A previous post on this blog discussing lab reporting contains a link to a PDF file of an article published in Lab Medicine. In this article, Jules Berman and myself present the concept of the web-based contextualized laboratory report, which is computer-generated and also places the test results from the report into the context or the larger frame of both the patient's medical history and the body of medical knowledge about the patient's disease process accessible via the web. The article goes on to distinguish such a contextualized report from a unique, reimbursable, and individually customized lab medicine consultation in the following way:
We want to emphasize that the contextualized report discussed here should not be confused with the option of providing individualized reimbursable laboratory medicine consultations to clinicians for complex patients. Such consultative reports will be generated on the basis of a request for consultation from the clinician to the pathologist in exactly the same way that all clinicians consult among themselves for complex cases. In contrast, the contextualized report is an automated process that can be generated at a relatively low cost that will serve to enhance the value of all laboratory reports.

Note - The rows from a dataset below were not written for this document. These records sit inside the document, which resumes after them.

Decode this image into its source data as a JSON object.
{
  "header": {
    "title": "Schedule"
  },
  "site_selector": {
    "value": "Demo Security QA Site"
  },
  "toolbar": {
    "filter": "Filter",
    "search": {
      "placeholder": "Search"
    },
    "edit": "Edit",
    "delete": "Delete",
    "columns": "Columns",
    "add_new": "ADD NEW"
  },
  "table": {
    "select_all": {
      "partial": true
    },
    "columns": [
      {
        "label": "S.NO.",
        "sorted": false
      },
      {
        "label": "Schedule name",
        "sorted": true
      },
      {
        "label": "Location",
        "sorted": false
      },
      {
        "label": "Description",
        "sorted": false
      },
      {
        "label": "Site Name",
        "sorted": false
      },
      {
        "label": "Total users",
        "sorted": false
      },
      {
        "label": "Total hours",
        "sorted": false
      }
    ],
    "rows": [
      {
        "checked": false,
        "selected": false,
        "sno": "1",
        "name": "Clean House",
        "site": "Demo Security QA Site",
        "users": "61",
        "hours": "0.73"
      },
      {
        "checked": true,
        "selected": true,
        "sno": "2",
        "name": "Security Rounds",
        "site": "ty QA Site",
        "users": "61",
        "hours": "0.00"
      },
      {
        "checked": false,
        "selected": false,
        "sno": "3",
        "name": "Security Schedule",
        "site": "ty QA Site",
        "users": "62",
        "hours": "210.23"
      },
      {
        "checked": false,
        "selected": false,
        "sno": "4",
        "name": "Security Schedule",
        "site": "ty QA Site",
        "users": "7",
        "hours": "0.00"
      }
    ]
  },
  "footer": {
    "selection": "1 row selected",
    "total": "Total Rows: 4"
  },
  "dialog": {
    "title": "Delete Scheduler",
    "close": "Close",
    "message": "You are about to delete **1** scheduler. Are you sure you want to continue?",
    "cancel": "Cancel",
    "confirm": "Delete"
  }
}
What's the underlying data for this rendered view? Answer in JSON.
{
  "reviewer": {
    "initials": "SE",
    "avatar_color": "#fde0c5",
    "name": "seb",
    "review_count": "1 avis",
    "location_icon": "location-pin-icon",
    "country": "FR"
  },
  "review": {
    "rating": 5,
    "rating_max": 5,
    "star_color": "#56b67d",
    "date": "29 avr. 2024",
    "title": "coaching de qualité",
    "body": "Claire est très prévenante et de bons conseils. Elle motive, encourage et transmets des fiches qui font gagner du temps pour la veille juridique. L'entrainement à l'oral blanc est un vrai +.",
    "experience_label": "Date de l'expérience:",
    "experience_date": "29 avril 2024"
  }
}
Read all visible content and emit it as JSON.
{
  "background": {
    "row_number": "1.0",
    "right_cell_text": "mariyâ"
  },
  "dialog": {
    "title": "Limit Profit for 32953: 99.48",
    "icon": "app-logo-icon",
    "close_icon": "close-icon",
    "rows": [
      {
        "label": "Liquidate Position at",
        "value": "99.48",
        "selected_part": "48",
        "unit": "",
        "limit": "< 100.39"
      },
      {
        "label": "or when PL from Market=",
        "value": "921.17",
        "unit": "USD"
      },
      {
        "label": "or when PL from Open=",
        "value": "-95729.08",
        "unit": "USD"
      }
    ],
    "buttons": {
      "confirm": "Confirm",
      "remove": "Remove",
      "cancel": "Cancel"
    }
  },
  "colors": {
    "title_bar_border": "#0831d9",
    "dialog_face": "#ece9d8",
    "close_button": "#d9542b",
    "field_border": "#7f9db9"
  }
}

The contextualized report, of which the LabCorp/Signature Genetics is one example, represents mass customization for the laboratory world, which is defined in the following way by the Wikipedia:
Mass customization, in marketing, manufacturing, and management, is the use of flexible computer-aided manufacturing systems to produce custom output. Those systems combine the low unit costs of mass production processes with the flexibility of individual customization.
So, in summary, LabCorp/Signature Genetics has announced that they are using information technology to mass customize reports for CYP450 genetic testing because the recommendations will both complex and individualized for each patient. The ability to develop and deploy technology such as this is strategic for that segment of the clinical lab industry involved with sophisticated molecular diagnostics. It is not surprising that such an announcement comes from LabCorp. The only surprising aspect of the announcement is that LabCorp is outsourcing this strategic capability rather than retaining the intellectual property in-house.